The per-process limit most often hit is propably "nofile". Imagine you production database suddenly running out of files. Imagine a tool that can instant-fix it without restarting the DB! Copy the following code to a file "set_limit_nofile.c"

#define _GNU_SOURCE
#define _FILE_OFFSET_BITS 64
#include <stdio.h>
#include <time.h>
#include <stdlib.h>
#include <unistd.h>
#include <sys/resource.h>

#define errExit(msg) do { perror(msg); exit(EXIT_FAILURE); \
 } while (0)

int
main(int argc, char *argv[])
{
 struct rlimit old, new;
 struct rlimit *newp;
 pid_t pid;

 if (!(argc == 2 || argc == 4)) {
 fprintf(stderr, "Usage: %s <pid> [<new-soft-limit> "
 "<new-hard-limit>]\n", argv[0]);
 exit(EXIT_FAILURE);
 }

 pid = atoi(argv[1]); /* PID of target process */

 newp = NULL;
 if (argc == 4) {
 new.rlim_cur = atoi(argv[2]);
 new.rlim_max = atoi(argv[3]);
 newp = &new;
 }

 if (prlimit(pid, RLIMIT_NOFILE, newp, &old) == -1)
 errExit("prlimit-1");
 printf("Previous limits: soft=%lld; hard=%lld\n",
 (long long) old.rlim_cur, (long long) old.rlim_max);

 if (prlimit(pid, RLIMIT_NOFILE, NULL, &old) == -1)
 errExit("prlimit-2");
 printf("New limits: soft=%lld; hard=%lld\n",
 (long long) old.rlim_cur, (long long) old.rlim_max);

 exit(EXIT_FAILURE);
}
and compile it with
gcc -o set_nofile_limit set_nofile_limit.c
And now you have a tool to change any processes "nofile" limit.
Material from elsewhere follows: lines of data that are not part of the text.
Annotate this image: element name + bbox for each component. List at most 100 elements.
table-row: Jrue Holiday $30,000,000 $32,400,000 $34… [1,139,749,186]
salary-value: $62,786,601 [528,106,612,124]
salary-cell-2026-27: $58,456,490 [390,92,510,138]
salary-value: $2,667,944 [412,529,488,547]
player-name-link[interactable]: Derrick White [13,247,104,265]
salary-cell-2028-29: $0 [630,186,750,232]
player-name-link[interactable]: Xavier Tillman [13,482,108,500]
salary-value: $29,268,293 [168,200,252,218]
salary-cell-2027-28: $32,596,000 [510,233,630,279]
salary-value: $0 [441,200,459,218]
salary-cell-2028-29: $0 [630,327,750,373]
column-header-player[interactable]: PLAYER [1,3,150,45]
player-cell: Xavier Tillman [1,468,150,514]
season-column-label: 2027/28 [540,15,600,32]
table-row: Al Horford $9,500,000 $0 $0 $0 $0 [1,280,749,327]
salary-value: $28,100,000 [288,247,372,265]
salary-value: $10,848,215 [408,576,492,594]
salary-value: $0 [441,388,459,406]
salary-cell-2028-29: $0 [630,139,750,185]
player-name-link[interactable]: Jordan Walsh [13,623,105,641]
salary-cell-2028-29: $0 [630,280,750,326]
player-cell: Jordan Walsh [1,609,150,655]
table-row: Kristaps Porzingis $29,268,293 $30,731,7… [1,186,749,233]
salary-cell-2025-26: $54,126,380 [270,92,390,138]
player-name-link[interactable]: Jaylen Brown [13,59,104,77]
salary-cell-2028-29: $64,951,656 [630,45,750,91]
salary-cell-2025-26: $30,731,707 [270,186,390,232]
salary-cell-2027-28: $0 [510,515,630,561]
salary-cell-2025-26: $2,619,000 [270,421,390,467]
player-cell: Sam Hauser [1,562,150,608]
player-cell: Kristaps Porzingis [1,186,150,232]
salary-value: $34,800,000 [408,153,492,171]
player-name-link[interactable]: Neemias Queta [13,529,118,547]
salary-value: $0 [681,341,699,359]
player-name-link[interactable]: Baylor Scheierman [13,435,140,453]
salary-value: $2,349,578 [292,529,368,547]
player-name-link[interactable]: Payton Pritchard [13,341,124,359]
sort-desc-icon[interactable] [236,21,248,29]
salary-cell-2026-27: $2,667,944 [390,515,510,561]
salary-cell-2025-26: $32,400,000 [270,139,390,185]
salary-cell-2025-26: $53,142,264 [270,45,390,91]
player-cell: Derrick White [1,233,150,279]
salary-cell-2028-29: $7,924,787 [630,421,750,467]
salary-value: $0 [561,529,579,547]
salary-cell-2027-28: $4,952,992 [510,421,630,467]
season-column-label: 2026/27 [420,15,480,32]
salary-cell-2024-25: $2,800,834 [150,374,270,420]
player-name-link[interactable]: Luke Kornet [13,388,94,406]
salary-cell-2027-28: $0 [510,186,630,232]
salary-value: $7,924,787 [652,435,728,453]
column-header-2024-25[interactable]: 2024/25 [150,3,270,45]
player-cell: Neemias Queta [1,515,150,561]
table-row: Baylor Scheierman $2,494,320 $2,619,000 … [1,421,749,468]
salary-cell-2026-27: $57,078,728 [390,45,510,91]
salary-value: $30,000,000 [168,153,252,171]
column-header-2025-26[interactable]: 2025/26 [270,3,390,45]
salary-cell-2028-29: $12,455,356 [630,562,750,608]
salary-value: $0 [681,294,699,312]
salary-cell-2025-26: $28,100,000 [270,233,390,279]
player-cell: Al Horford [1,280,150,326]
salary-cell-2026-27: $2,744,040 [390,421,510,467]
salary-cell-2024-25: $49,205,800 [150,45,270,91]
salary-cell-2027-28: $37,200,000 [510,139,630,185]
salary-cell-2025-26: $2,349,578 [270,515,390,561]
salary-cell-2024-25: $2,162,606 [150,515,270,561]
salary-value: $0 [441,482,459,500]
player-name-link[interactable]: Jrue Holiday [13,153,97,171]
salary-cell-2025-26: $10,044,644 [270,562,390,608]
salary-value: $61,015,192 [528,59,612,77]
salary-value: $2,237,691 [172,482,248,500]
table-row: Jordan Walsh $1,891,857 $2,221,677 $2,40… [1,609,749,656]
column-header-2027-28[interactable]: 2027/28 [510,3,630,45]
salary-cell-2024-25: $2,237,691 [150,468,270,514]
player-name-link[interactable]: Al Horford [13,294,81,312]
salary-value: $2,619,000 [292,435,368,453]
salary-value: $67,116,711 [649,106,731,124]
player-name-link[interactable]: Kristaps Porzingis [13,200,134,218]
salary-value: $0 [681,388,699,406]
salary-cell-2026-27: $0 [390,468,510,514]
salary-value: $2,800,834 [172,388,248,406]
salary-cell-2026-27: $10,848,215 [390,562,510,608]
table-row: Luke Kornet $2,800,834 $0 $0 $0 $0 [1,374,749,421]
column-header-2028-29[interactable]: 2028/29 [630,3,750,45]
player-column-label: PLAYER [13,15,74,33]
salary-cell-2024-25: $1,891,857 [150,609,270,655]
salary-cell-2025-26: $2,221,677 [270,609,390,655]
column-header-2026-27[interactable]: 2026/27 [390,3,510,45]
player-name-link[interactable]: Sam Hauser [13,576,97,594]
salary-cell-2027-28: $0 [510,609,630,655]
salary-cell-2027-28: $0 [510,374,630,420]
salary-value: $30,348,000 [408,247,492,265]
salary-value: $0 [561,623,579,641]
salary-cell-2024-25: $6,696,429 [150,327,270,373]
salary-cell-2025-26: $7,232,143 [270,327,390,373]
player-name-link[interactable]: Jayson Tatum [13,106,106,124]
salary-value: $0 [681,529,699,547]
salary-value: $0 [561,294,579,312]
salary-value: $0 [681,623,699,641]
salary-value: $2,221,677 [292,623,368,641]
To dump the limit just pass a PID:
$ ./set_limit_nofile 17006
Previous limits: soft=1024; hard=1024
New limits: soft=1024; hard=1024
$
To change limits pass PID and two limits:
# ./set_limit_nofile 17006 1500 1500
Previous limits: soft=1024; hard=1024
New limits: soft=1500; hard=1500
# 
And the production database is saved.